A estratégia de mobilização por trás das lives
Para o professor do Mackenzie, as lives representam uma forma contemporânea de fazer política. “Até 10 anos atrás, lives não eram relevantes, mas agora essa mudança já tomou conta até das eleições, quando o Lula priorizou participar da live do podcast Flow ao invés de ir ao SBT News [em 2022], por exemplo. Isso porque a live fala com um público mais dirigido”, explica o professor.

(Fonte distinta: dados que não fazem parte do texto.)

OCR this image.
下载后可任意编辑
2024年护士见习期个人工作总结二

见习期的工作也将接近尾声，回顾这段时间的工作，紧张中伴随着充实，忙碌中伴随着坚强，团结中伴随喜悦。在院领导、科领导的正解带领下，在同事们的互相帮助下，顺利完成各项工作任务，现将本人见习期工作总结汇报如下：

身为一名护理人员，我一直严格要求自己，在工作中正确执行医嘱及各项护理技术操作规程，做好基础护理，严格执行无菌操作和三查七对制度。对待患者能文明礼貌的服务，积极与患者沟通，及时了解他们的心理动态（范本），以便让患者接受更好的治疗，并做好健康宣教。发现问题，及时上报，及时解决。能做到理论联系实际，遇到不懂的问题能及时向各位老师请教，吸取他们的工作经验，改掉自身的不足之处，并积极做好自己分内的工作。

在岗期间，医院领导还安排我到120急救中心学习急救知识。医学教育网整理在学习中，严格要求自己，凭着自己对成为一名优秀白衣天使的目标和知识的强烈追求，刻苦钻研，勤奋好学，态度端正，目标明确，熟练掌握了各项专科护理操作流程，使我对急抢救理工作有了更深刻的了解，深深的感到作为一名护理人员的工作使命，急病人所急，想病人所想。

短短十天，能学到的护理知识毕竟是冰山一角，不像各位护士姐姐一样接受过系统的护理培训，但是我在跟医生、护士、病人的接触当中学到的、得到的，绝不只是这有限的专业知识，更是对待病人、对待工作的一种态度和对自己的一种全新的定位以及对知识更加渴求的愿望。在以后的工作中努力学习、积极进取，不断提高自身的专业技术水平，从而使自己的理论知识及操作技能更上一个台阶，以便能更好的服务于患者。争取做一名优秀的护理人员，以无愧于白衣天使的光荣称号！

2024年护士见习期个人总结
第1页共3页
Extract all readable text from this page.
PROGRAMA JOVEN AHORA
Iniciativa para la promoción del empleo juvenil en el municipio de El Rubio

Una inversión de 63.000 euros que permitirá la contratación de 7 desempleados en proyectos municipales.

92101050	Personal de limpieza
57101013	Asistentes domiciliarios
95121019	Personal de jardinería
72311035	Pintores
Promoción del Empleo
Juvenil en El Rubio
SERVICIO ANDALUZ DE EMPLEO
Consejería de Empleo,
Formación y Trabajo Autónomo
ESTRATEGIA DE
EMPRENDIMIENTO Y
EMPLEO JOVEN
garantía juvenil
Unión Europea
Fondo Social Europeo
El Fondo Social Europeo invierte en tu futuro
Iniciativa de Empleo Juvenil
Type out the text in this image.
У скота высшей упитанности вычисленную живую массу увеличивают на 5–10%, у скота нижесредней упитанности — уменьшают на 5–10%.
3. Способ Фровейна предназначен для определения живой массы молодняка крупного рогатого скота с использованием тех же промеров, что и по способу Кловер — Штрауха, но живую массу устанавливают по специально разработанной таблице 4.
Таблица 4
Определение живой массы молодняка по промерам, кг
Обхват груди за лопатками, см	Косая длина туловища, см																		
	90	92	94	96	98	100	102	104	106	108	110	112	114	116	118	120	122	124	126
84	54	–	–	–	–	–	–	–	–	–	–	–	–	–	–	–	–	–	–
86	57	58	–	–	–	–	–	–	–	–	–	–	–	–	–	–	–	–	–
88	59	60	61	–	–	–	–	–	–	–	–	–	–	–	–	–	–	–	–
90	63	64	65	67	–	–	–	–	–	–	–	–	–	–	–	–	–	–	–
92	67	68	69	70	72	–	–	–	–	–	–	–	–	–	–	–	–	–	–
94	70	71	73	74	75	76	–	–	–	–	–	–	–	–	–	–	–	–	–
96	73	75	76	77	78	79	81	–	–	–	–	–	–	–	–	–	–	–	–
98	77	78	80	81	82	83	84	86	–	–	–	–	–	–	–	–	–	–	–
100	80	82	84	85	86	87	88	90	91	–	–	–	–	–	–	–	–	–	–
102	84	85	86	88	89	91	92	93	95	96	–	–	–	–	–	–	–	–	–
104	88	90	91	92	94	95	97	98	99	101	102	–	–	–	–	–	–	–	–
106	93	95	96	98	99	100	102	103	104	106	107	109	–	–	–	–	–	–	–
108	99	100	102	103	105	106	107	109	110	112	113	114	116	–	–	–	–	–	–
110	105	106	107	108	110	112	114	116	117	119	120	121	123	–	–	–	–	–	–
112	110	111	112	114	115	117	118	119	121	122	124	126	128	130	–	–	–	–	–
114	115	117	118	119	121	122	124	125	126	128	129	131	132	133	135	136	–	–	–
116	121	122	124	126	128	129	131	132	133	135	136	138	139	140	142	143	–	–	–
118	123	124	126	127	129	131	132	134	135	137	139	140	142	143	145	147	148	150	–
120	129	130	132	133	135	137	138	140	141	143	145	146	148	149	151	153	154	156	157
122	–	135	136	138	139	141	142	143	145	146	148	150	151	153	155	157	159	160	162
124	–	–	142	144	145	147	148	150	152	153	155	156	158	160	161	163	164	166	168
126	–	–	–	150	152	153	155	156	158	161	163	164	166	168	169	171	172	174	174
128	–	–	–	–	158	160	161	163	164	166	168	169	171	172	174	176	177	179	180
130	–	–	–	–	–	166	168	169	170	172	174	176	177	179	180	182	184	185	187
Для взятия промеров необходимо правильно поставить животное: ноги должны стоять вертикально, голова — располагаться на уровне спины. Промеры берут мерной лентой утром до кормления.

Tanto Lula quanto Bolsonaro participaram do podcast Flow, comandado por Igor Rodrigues Coelho, durante as eleições 2022. Com a entrevista realizada no dia 18 de outubro de 2022, o pico da audiência do petista chegou a 1,09 milhão de pessoas assistindo a live simultaneamente. Já no caso de Bolsonaro, que participou do podcast em 08 de agosto de 2022, teve com pico de audiência 573 mil pessoas.
“A live é legal porque é perfeita para acompanhar a mobilidade urbana”, diz Gondo, o que explica a popularidade desse formato de conteúdo.
O professor do Mackenzie relata que essa iniciativa também é adotada por líderes políticos de outros países, como no México, onde o presidente Andrés Manuel López Obrador realiza no seu canal de YouTube uma “Conferência Matutina” para falar diretamente com o seu eleitorado e a imprensa.